I want everyone to see this exhibit as more than a series of paintings; it should be seen as a “thought experiment”. A thought experiment whose fundamental questions are: “Is there a genome of civilizations? Are we able to decipher it, to measure it somehow? Can art help science and philosophy, can art help humanity find answers to fundamental questions about our stay here on earth? Can art help in finding solutions?”
Epoch Times: The exhibit opened Oct. 2. What has the public’s reaction been so far?
Zamfirescu: We had a wonderful opening night followed by Nuit Blanche when the gallery was visited by over 1,100 people. … I think the biggest surprise was to see the enthusiastic way the art was embraced by young people and their positive reaction to the classical style of painting. They are the new generation, our future, and their wish to find out more about the concept and to engage with the art gives me great hope for humanity.
I often go to art galleries and I am dismayed at how quickly people move from one artwork to the next, without giving time for reflection on what they see. Having people stop for minutes in front of on one of my paintings, then moving on and going back, discussing with others, asking questions, sharing their thoughts, was all very rewarding. I know that many people came back not once but twice, even three times to the gallery to see the paintings again, to have the time to absorb and reflect on the meaning of each painting.

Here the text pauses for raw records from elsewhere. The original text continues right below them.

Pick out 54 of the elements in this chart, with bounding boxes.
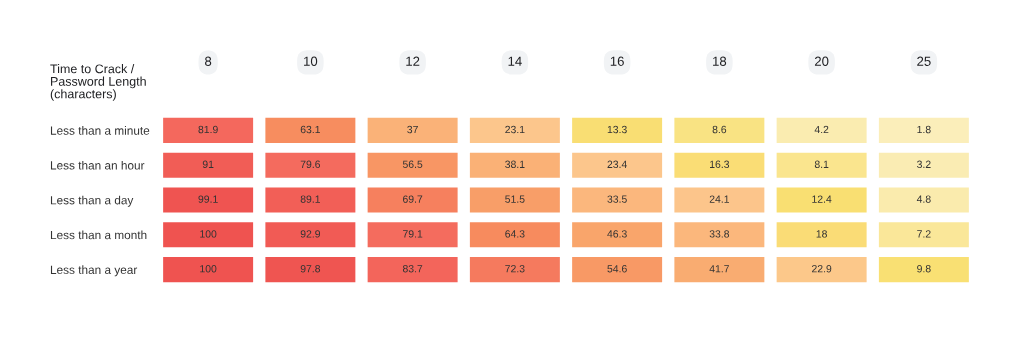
data-label: 16.3 bbox=[710, 160, 730, 168]
x-tick-label: 10 bbox=[304, 56, 318, 66]
x-tick-label: 20 bbox=[814, 56, 829, 66]
data-label: 100 bbox=[200, 265, 217, 273]
data-label: 33.8 bbox=[709, 230, 730, 238]
data-label: 33.5 bbox=[607, 195, 627, 203]
data-label: 7.2 bbox=[917, 230, 931, 238]
data-label: 12.4 bbox=[812, 195, 832, 203]
data-label: 81.9 bbox=[198, 125, 218, 134]
data-label: 92.9 bbox=[300, 230, 321, 238]
data-label: 91 bbox=[202, 160, 214, 168]
x-tick-label: 8 bbox=[205, 56, 212, 66]
data-label: 8.1 bbox=[814, 160, 829, 168]
y-tick-label: Less than an hour bbox=[50, 160, 145, 170]
x-tick-label: 16 bbox=[610, 56, 624, 66]
x-tick-label: 18 bbox=[713, 56, 727, 66]
data-label: 4.2 bbox=[814, 125, 829, 134]
data-label: 23.1 bbox=[505, 125, 525, 134]
data-label: 64.3 bbox=[505, 230, 525, 238]
data-label: 23.4 bbox=[607, 160, 627, 168]
data-label: 1.8 bbox=[917, 125, 931, 134]
data-label: 18 bbox=[816, 230, 827, 238]
data-label: 89.1 bbox=[300, 195, 320, 203]
x-tick-label: 12 bbox=[406, 56, 420, 66]
data-label: 56.5 bbox=[402, 160, 423, 168]
data-label: 69.7 bbox=[403, 195, 423, 203]
data-label: 79.1 bbox=[403, 230, 423, 238]
x-tick-label: 14 bbox=[508, 56, 522, 66]
data-label: 22.9 bbox=[812, 265, 832, 273]
data-label: 37 bbox=[407, 125, 418, 134]
data-label: 63.1 bbox=[300, 125, 320, 134]
data-label: 38.1 bbox=[505, 160, 525, 168]
data-label: 8.6 bbox=[712, 125, 727, 134]
data-label: 13.3 bbox=[607, 125, 627, 134]
x-axis-title: Time to Crack / Password Length (characters) bbox=[50, 64, 146, 101]
y-tick-label: Less than a day bbox=[50, 195, 134, 207]
data-label: 4.8 bbox=[916, 195, 931, 203]
data-label: 72.3 bbox=[505, 265, 525, 273]
data-label: 41.7 bbox=[709, 265, 729, 273]
data-label: 100 bbox=[200, 230, 217, 238]
x-tick-label: 25 bbox=[917, 56, 931, 66]
data-label: 24.1 bbox=[709, 195, 729, 203]
y-tick-label: Less than a year bbox=[50, 265, 138, 277]
data-label: 79.6 bbox=[300, 160, 321, 168]
data-label: 46.3 bbox=[607, 230, 627, 238]
data-label: 99.1 bbox=[198, 195, 218, 203]
data-label: 9.8 bbox=[917, 265, 931, 273]
data-label: 3.2 bbox=[917, 160, 931, 168]
data-label: 51.5 bbox=[505, 195, 525, 203]
data-label: 97.8 bbox=[300, 265, 321, 273]
data-label: 83.7 bbox=[402, 265, 423, 273]
y-tick-label: Less than a minute bbox=[50, 126, 150, 135]
data-label: 54.6 bbox=[607, 265, 627, 273]
y-tick-label: Less than a month bbox=[50, 230, 147, 240]
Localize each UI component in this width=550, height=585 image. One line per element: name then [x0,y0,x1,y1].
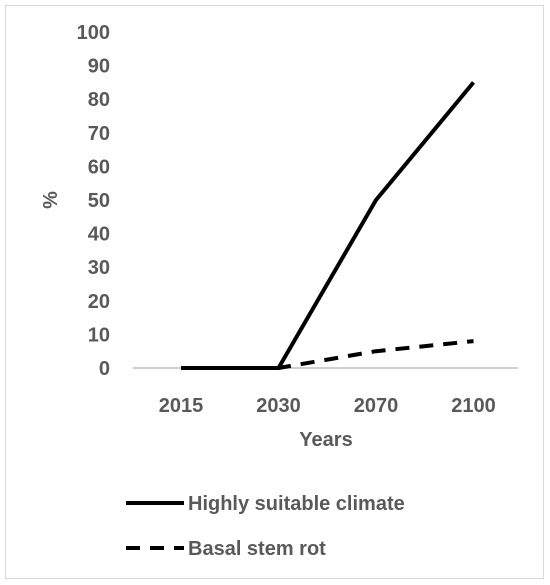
x-tick-label: 2030 [256,395,301,417]
x-tick-label: 2070 [354,395,399,417]
series-lines [181,81,476,370]
legend: Highly suitable climate Basal stem rot [126,493,405,560]
y-tick-label: 70 [88,123,110,145]
y-axis-title: % [40,191,62,209]
y-tick-labels: 0 10 20 30 40 50 60 70 80 90 100 [77,22,110,380]
y-tick-label: 60 [88,156,110,178]
series-line-1 [181,339,474,370]
y-tick-label: 0 [99,358,110,380]
y-tick-label: 50 [88,190,110,212]
y-tick-label: 90 [88,56,110,78]
legend-label-0: Highly suitable climate [188,493,405,515]
x-tick-label: 2015 [159,395,204,417]
legend-label-1: Basal stem rot [188,538,326,560]
x-tick-label: 2100 [451,395,496,417]
y-tick-label: 30 [88,257,110,279]
y-tick-label: 20 [88,291,110,313]
series-line-0 [181,81,476,370]
chart-frame [5,5,544,579]
y-tick-label: 10 [88,324,110,346]
y-tick-label: 40 [88,224,110,246]
x-axis-title: Years [299,429,352,451]
y-tick-label: 80 [88,89,110,111]
y-tick-label: 100 [77,22,110,44]
x-tick-labels: 2015 2030 2070 2100 [159,395,496,417]
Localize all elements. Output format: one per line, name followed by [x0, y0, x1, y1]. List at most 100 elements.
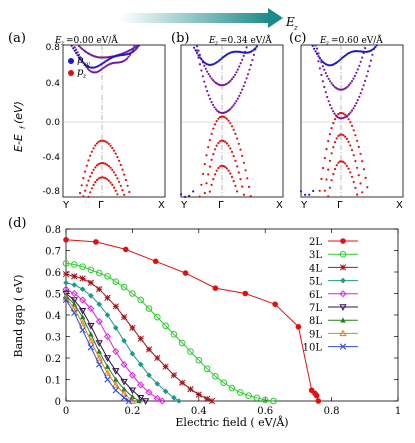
band-dot-a-19	[111, 146, 114, 150]
band-dot-b-45	[227, 144, 230, 147]
band-dot-c-69	[356, 193, 359, 196]
panel-letter-c: (c)	[289, 31, 306, 46]
band-dot-a-71	[114, 189, 117, 192]
band-dot-c-32	[328, 159, 331, 162]
point-3L-15	[187, 348, 194, 355]
band-dot-a-52	[119, 184, 122, 187]
band-dot-b-18	[229, 122, 232, 125]
band-dot-b-79	[200, 69, 203, 72]
point-5L-7	[121, 338, 127, 344]
legend-label-7L: 7L	[309, 303, 322, 314]
band-dot-b-81	[203, 80, 206, 83]
point-9L-4	[95, 354, 103, 361]
series-4L	[62, 270, 216, 405]
ytick-label-2: 0.2	[45, 354, 61, 365]
band-dot-b-34	[208, 165, 211, 168]
band-dot-b-194	[254, 47, 257, 50]
band-dot-a-151	[127, 55, 130, 58]
band-ylabel-unit: (eV)	[12, 101, 25, 124]
band-dot-c-28	[366, 186, 369, 189]
point-2L-1	[93, 239, 99, 245]
field-sub-c: z	[325, 40, 330, 47]
band-dot-c-99	[350, 109, 354, 112]
band-dot-b-144	[235, 71, 238, 74]
point-7L-7	[120, 378, 128, 386]
band-dot-c-82	[326, 95, 329, 99]
band-dot-b-59	[215, 169, 218, 172]
band-dot-b-28	[246, 177, 249, 180]
band-dot-c-7	[330, 127, 333, 130]
legend-pxy-marker	[68, 58, 74, 64]
point-4L-17	[203, 395, 211, 403]
xtick-b-0: Y	[180, 200, 188, 211]
point-5L-14	[176, 398, 182, 404]
point-8L-5	[104, 363, 111, 369]
band-dot-b-51	[237, 171, 240, 174]
band-dot-c-138	[349, 82, 352, 85]
ytick-label-6: 0.6	[45, 268, 61, 279]
band-dot-c-6	[328, 133, 331, 136]
band-dot-b-5	[207, 146, 210, 149]
band-dot-a-65	[104, 177, 107, 180]
point-10L-4	[96, 361, 103, 368]
band-dot-b-24	[239, 148, 242, 151]
band-dot-c-73	[312, 189, 315, 193]
band-dot-c-53	[328, 186, 331, 189]
band-dot-a-50	[116, 177, 119, 180]
band-dot-c-106	[361, 88, 364, 91]
ytick-label-8: 0.8	[45, 225, 61, 236]
point-4L-2	[79, 275, 86, 282]
band-dot-a-25	[121, 168, 124, 171]
point-6L-7	[120, 360, 128, 368]
point-6L-1	[70, 289, 78, 298]
band-dot-a-22	[116, 155, 119, 159]
band-dot-b-193	[252, 48, 255, 51]
band-dot-b-156	[198, 56, 201, 59]
band-dot-b-78	[198, 63, 201, 66]
point-5L-8	[129, 350, 136, 357]
band-dot-c-192	[374, 46, 377, 49]
xtick-label-1: 0.2	[124, 406, 140, 417]
band-dot-b-17	[227, 119, 230, 122]
band-dot-a-3	[84, 170, 87, 173]
point-5L-0	[63, 279, 69, 286]
band-dot-c-111	[368, 65, 371, 68]
band-dot-c-104	[358, 95, 361, 98]
band-dot-c-12	[339, 112, 342, 115]
band-dot-b-52	[239, 178, 242, 181]
point-4L-14	[179, 379, 186, 386]
band-dot-c-5	[327, 140, 330, 143]
band-dot-c-63	[345, 164, 348, 167]
band-dot-c-96	[346, 114, 349, 117]
band-dot-c-86	[332, 110, 335, 113]
point-3L-17	[203, 365, 211, 373]
band-dot-c-97	[348, 113, 351, 116]
band-dot-c-17	[347, 118, 350, 121]
point-7L-1	[70, 297, 78, 304]
band-dot-b-16	[225, 117, 228, 120]
band-dot-b-69	[232, 180, 235, 183]
point-10L-6	[112, 387, 119, 394]
band-dot-c-152	[315, 52, 319, 55]
band-dot-c-88	[334, 114, 338, 117]
band-dot-a-10	[95, 142, 99, 145]
band-dot-c-148	[364, 47, 367, 50]
band-dot-b-147	[239, 62, 242, 65]
legend-pxy-label: p	[77, 55, 84, 66]
band-dot-b-171	[220, 57, 223, 60]
band-dot-b-129	[213, 80, 216, 83]
point-10L-0	[62, 296, 70, 304]
point-5L-13	[171, 394, 177, 401]
legend-label-6L: 6L	[309, 290, 322, 301]
series-line-6L	[65, 288, 163, 402]
band-dot-c-98	[349, 111, 352, 114]
band-dot-c-50	[359, 182, 362, 185]
ytick-label-4: 0.4	[45, 311, 61, 322]
band-dot-c-39	[340, 133, 343, 136]
band-dot-c-76	[317, 60, 320, 63]
band-dot-a-60	[95, 178, 99, 182]
point-8L-1	[71, 301, 78, 307]
point-6L-9	[137, 381, 145, 389]
band-dot-b-100	[230, 106, 234, 109]
band-dot-b-127	[210, 77, 213, 80]
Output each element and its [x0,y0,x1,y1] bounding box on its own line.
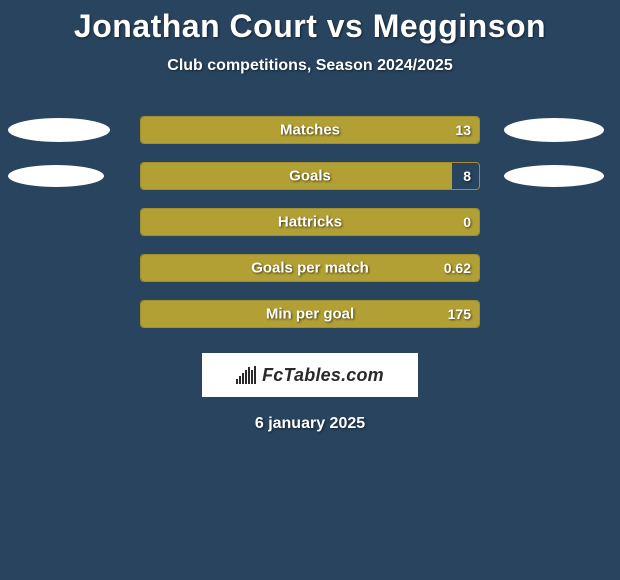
player-right-ellipse [504,165,604,187]
stat-row: Matches13 [0,107,620,153]
stat-row: Min per goal175 [0,291,620,337]
player-left-ellipse [8,165,104,187]
stat-bar-fill [141,117,479,143]
stat-bar: Goals8 [140,162,480,190]
brand-logo-text: FcTables.com [262,365,384,386]
player-right-ellipse [504,118,604,142]
stat-row: Hattricks0 [0,199,620,245]
player-left-ellipse [8,118,110,142]
brand-logo-box: FcTables.com [202,353,418,397]
stat-bar-fill [141,163,452,189]
page-subtitle: Club competitions, Season 2024/2025 [0,57,620,75]
stat-bar: Matches13 [140,116,480,144]
stat-row: Goals per match0.62 [0,245,620,291]
stat-bar: Goals per match0.62 [140,254,480,282]
stat-bar-fill [141,255,479,281]
stat-value: 8 [463,168,471,184]
page-title: Jonathan Court vs Megginson [0,0,620,45]
stat-bar-fill [141,301,479,327]
footer-date: 6 january 2025 [0,415,620,433]
comparison-chart: Matches13 Goals8 Hattricks0 Goals per match… [0,107,620,337]
stat-bar: Hattricks0 [140,208,480,236]
stat-bar: Min per goal175 [140,300,480,328]
stat-row: Goals8 [0,153,620,199]
bar-chart-icon [236,366,256,384]
stat-bar-fill [141,209,479,235]
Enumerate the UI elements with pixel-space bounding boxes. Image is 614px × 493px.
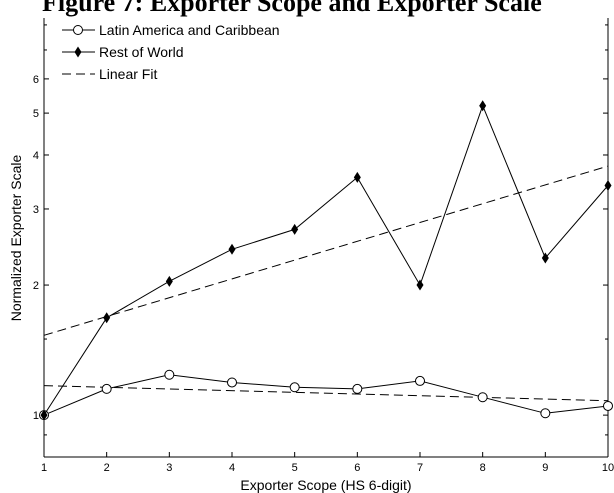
x-ticks: 1 2 3 4 5 6 7 8 9 10 — [41, 452, 614, 474]
y-axis-label: Normalized Exporter Scale — [8, 155, 24, 322]
fit-line — [43, 385, 609, 402]
data-point-latin-america — [101, 383, 112, 394]
data-point-latin-america — [415, 375, 425, 386]
data-point-latin-america — [227, 377, 237, 388]
y-tick-label: 3 — [33, 204, 39, 216]
y-ticks: 1 2 3 4 5 6 — [33, 24, 608, 436]
fit-lines — [43, 165, 609, 402]
axes — [43, 18, 609, 458]
y-tick-label: 2 — [33, 280, 39, 292]
y-tick-label: 1 — [33, 410, 39, 422]
data-point-latin-america — [603, 400, 613, 411]
x-tick-label: 8 — [480, 462, 486, 474]
data-point-rest-of-world — [416, 279, 424, 291]
legend-item-linear-fit: Linear Fit — [62, 66, 157, 82]
data-point-rest-of-world — [228, 243, 236, 255]
legend-item-rest-of-world: Rest of World — [62, 44, 184, 60]
x-axis-label: Exporter Scope (HS 6-digit) — [240, 477, 411, 493]
data-point-rest-of-world — [479, 100, 487, 112]
x-tick-label: 9 — [542, 462, 548, 474]
data-point-rest-of-world — [165, 275, 173, 287]
data-point-rest-of-world — [291, 223, 299, 235]
legend: Latin America and Caribbean Rest of Worl… — [62, 22, 280, 82]
y-tick-label: 6 — [33, 74, 39, 86]
x-tick-label: 10 — [602, 462, 614, 474]
data-point-rest-of-world — [604, 179, 612, 191]
y-tick-label: 4 — [33, 150, 39, 162]
x-tick-label: 5 — [292, 462, 298, 474]
data-point-rest-of-world — [353, 171, 361, 183]
x-tick-label: 2 — [104, 462, 110, 474]
fit-line — [43, 165, 609, 336]
legend-label-latin-america: Latin America and Caribbean — [99, 22, 280, 38]
data-point-latin-america — [289, 382, 300, 393]
x-tick-label: 4 — [229, 462, 235, 474]
page-title: Figure 7: Exporter Scope and Exporter Sc… — [42, 0, 542, 17]
data-point-rest-of-world — [40, 409, 48, 421]
x-tick-label: 1 — [41, 462, 47, 474]
data-point-rest-of-world — [103, 312, 111, 324]
x-tick-label: 3 — [166, 462, 172, 474]
series-line-latin-america — [43, 374, 609, 416]
series-layer — [39, 100, 613, 421]
x-tick-label: 7 — [417, 462, 423, 474]
legend-label-linear-fit: Linear Fit — [99, 66, 157, 82]
series-line-rest-of-world — [43, 104, 609, 416]
data-point-latin-america — [352, 383, 363, 394]
legend-label-rest-of-world: Rest of World — [99, 44, 184, 60]
filled-diamond-icon — [74, 46, 82, 58]
x-tick-label: 6 — [354, 462, 360, 474]
data-point-latin-america — [477, 392, 488, 403]
y-tick-label: 5 — [33, 108, 39, 120]
legend-item-latin-america: Latin America and Caribbean — [62, 22, 280, 38]
data-point-latin-america — [164, 369, 175, 380]
data-point-latin-america — [540, 408, 551, 419]
open-circle-icon — [73, 25, 83, 35]
data-point-rest-of-world — [541, 252, 549, 264]
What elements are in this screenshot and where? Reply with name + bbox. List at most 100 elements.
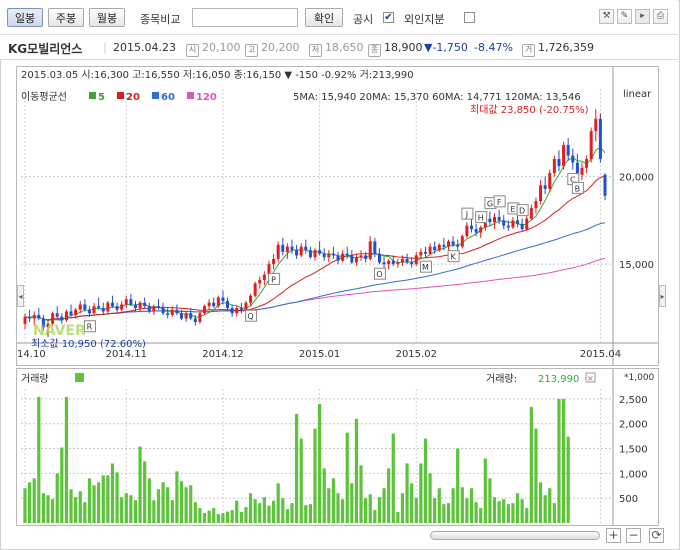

I was glad to hear from people that, in their opinion, the exhibition is built like a film narrative. That’s exactly it! I am also a filmmaker, and choosing for each painting a significant moment in the history of civilizations is in many ways very similar to choosing from a long movie one single frame, the one you consider most charged with meaning.
As a painter I work on my own every day—a solitary experience, difficult at times—so my only chance to connect with an audience is during a show. While critical acclaim and financial success are important to any artist, nothing compares to being told by a total stranger, “Through your art you changed someone—me”. I found that comment in the visitors’ book, one evening last week. It was deeply humbling and the highest prize any artist could wish for.
Epoch Times: How do you see the future of society?
Zamfirescu: Our civilization today is like a beehive flying without a compass. People and organizations push and pull at the fabric of our society. Some have or crave military supremacy, other want ideological powers, and others still, the financial one. The fabric of society is thus ruptured. Is there hope? What should we do?
As someone wrote in the visitors’ book, I like to think that through my art “out of a long, hard view of the history of civilizations,” I was able to “find hope for the future of humankind.”
Now all we need is to find ways to make that hope a reality—if we are to have a future.